Eu tentei aprender a ser assim, como você.

A não argumentar demais, a saber que às vezes o pouco é o suficiente e a compreender que a insistência é a mãe de todas as chatices humanas.

Eu tentei, tentei ver o seu lado, tentei entender os seus pontos de vista, arrisquei-me a me apaixonar pelas suas manias enfadonhas, como o leite com chocolate de manhã e a raquete de tênis jogada no chão do quarto.

Eu arrisquei, arrisquei meus beijos na sua nuca nua, me entreguei aos seus caprichos mimados de filho caçula, tentei comer salada de carpaccio, tentei gostar de futebol, de cerveja sem álcool.

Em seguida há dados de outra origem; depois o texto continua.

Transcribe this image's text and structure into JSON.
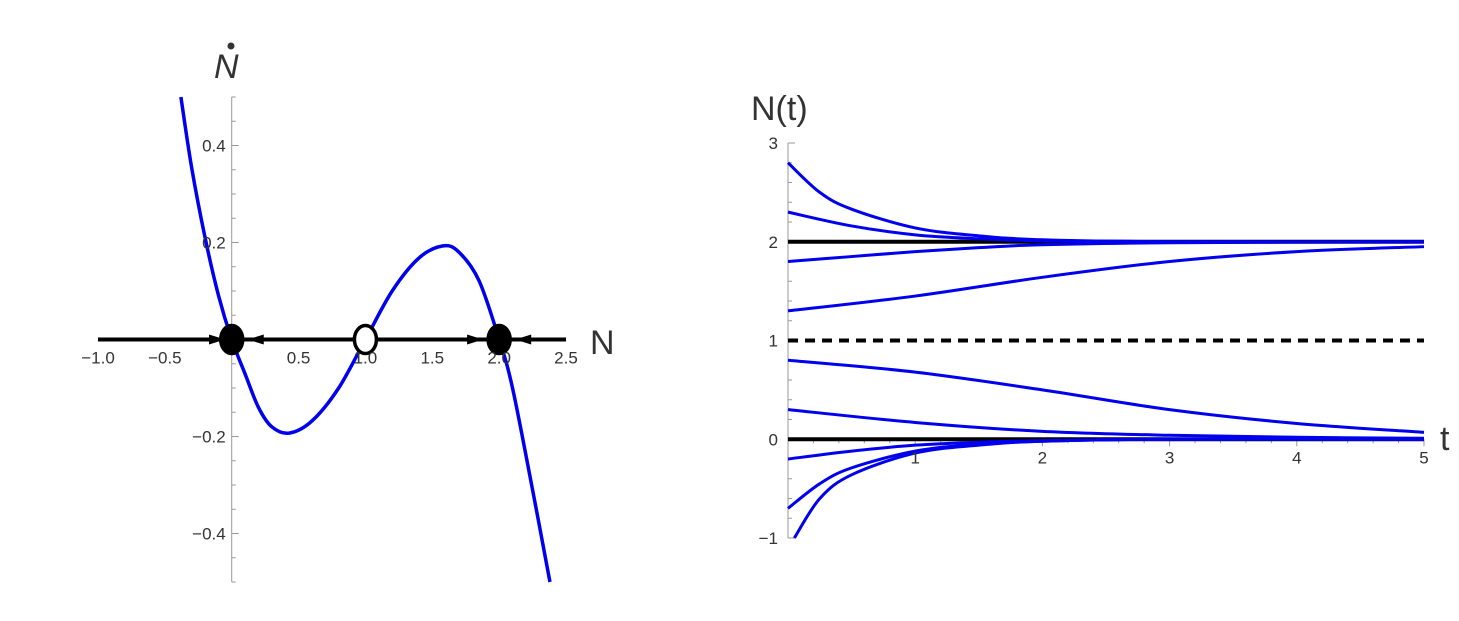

Eu fui a uma loja de material de construção em um sábado à tarde, um sábado de sol, porque você precisava de um chuveiro novo e de uma borrachinha para porta do seu quarto não machucar a parede.

Eu não tinha um chuveiro novo, nunca havia ido até uma loja de material de construção para comprar uma borrachinha para minha porta, mas por você eu fui, eu tentei, eu estava prestes a mudar e a fazer um cartão da C & C.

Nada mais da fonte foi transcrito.